SF writer Charles Stross weighs in on the new iPad:
Firstly, there's nothing revolutionary here — but a lot of minor irritants in the first generation iPad have been sanded smooth. It's a bit lighter, and now weighs as much as a 300-page hardcover novel: that's surprisingly important, as the predecessor weighed about as much as a giant doorstep book, and was just too damn heavy to hold in your hand for lengthy periods. They've replaced the inadequate old book-style case (a dirt magnet with sharp edges and a lid that flopped open, incompatible with docks — including the keyboard dock) with a genuinely elegant cover system held in place by magnets. And they've bumped the CPU and GPU performance significantly: no hardware teardowns yet, but it looks like they've gone from a single-core ARM Cortex A8 with 256Mb of RAM and a PowerVR SGX 535 GPU (same performance as the Intel GMA500, if I remember correctly) with a dual-core ARM Cortex A9, an unknown amount of RAM (probably 512Mb), and a GPU that's claimed to provide nine times the rendering throughput. That's going to make it a much snappier machine in everyday use.
Secondly, it's all about the hardware/software synergy.
For starters, iOS 4.3 uses a faster Javascript renderer — double the speed on the same hardware. But that's trivial. Every new feature of the iPad 2 seems linked to a piece of software that makes use of it....

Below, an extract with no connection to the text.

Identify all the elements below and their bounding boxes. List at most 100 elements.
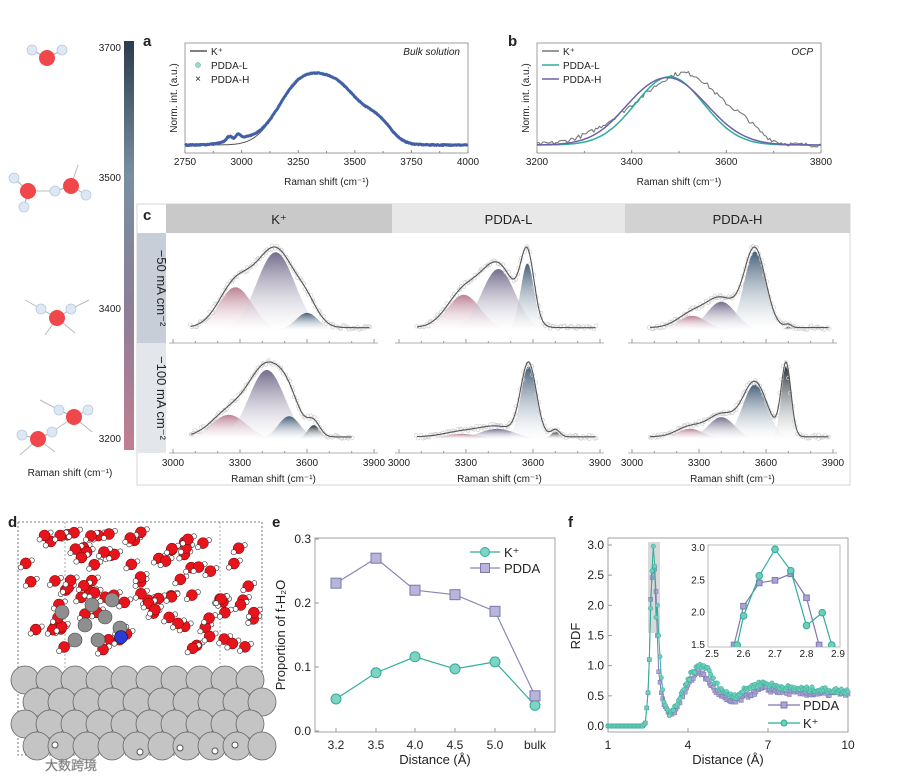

There's no one thing about the iPad 2 that makes it a must-have upgrade over the iPad 1, but the sum of the parts offers a whole slew of benefits. Apple are going to sell a freightload of these things. And then in 6 or 12 months (once they can get part yields they can sell at an existing marketing price point rather than for $BIGNUM) they're going to roll out the iPad 3 with a quadrupled pixel-count and force everyone to upgrade again.
In the last week I used my iPad to: Watch QI on Youtube. Watch TV shows, movies, and music videos from my iTunes library. Online banking. Online shopping. Web access. WSJ. BBC. Dinner reservations over Open Table. Deer Hunter. Online poker. Document access via Dropbox. Document editing via Quick Office. IMDB. Twitter and Facebook. Online cribbage. Paypal transfer. NY Times crossword. Listed to Sirius radio. Looked stuff up on Wikipedia. Blogged. Played around with a mind map. And, oh yes, read a couple of books. It's become an essential gadget. A lighter, faster one with better hardware/software integration will be well worth it. Even if I do have to upgrade next year.